13. In all cases, therefore, it is necessary to identify the steps which the employer both could and
should have taken before finding him in breach of his duty of care.
14. The claimant must show that that breach of duty has caused or materially contributed to the
harm suffered. It is not enough to show that occupational stress has caused the harm.
15. Where the harm suffered has more than one cause, the employer should only pay for that
proportion of the harm suffered which is attributable to his wrongdoing, unless the harm is
truly indivisible. It is for the defendant to raise the question of apportionment.
16. The assessment of damages will take account of any pre-existing disorder or vulnerability
and of the chance that the claimant would have succumbed to a stress-related disorder in any
event.

AB v Tameside & Glossop Health Authority.
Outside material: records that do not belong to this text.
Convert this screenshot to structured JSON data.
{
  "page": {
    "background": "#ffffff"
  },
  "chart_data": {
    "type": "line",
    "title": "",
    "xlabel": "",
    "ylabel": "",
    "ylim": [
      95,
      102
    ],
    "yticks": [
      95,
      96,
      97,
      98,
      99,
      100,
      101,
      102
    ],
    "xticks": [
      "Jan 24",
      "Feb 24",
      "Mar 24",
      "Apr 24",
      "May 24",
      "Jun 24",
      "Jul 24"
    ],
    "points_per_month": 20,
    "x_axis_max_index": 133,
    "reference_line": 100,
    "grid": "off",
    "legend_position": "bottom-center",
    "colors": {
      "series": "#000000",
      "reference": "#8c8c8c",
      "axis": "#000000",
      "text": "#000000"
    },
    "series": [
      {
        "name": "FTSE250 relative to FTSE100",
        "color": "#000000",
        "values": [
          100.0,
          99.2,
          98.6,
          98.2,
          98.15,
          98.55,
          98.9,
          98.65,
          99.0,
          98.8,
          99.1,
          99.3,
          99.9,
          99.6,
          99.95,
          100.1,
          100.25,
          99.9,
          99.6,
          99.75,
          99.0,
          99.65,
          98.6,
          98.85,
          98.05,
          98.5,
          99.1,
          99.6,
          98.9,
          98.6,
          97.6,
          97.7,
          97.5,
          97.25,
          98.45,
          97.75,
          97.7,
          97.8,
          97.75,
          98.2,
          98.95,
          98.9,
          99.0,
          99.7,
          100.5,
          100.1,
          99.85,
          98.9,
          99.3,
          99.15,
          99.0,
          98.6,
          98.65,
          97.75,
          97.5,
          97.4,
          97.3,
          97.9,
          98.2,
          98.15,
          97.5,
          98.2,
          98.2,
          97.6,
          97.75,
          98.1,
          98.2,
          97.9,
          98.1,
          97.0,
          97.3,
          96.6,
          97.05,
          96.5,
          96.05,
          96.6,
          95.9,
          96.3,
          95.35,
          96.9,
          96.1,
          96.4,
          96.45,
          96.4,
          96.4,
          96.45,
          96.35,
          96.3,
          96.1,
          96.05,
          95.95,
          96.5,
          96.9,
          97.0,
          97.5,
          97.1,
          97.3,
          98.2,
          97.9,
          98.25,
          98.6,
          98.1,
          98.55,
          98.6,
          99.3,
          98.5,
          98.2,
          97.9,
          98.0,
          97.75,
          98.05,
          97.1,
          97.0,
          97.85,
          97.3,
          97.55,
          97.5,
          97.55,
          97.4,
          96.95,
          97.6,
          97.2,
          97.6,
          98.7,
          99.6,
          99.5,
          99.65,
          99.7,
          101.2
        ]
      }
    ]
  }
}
The defendants discovered that a health worker who had given treatment to female patients at
two hospitals was HIV positive, and that there was a remote risk of infection. They decided to
inform the patients concerned, and that they should be informed by letter. In this action, a
number of the patients claimed that the defendants were negligent in choosing to inform them
by letter rather than face to face. French J at first instance held that it was negligent to inform
the plaintiffs by letter, in that the defendants should have foreseen that vulnerable individuals
might suffer psychiatric injury going beyond the shock and distress which was natural in the
circumstances. The Court of Appeal allowed the appeal. The defendants‟ duty, once they had
decided to inform patients at all, was to take such steps to inform them as were reasonable,
having regard to the foreseeable risk that some might suffer psychiatric injury, but it was wrong
to hold that they were negligent because they did not select the best method.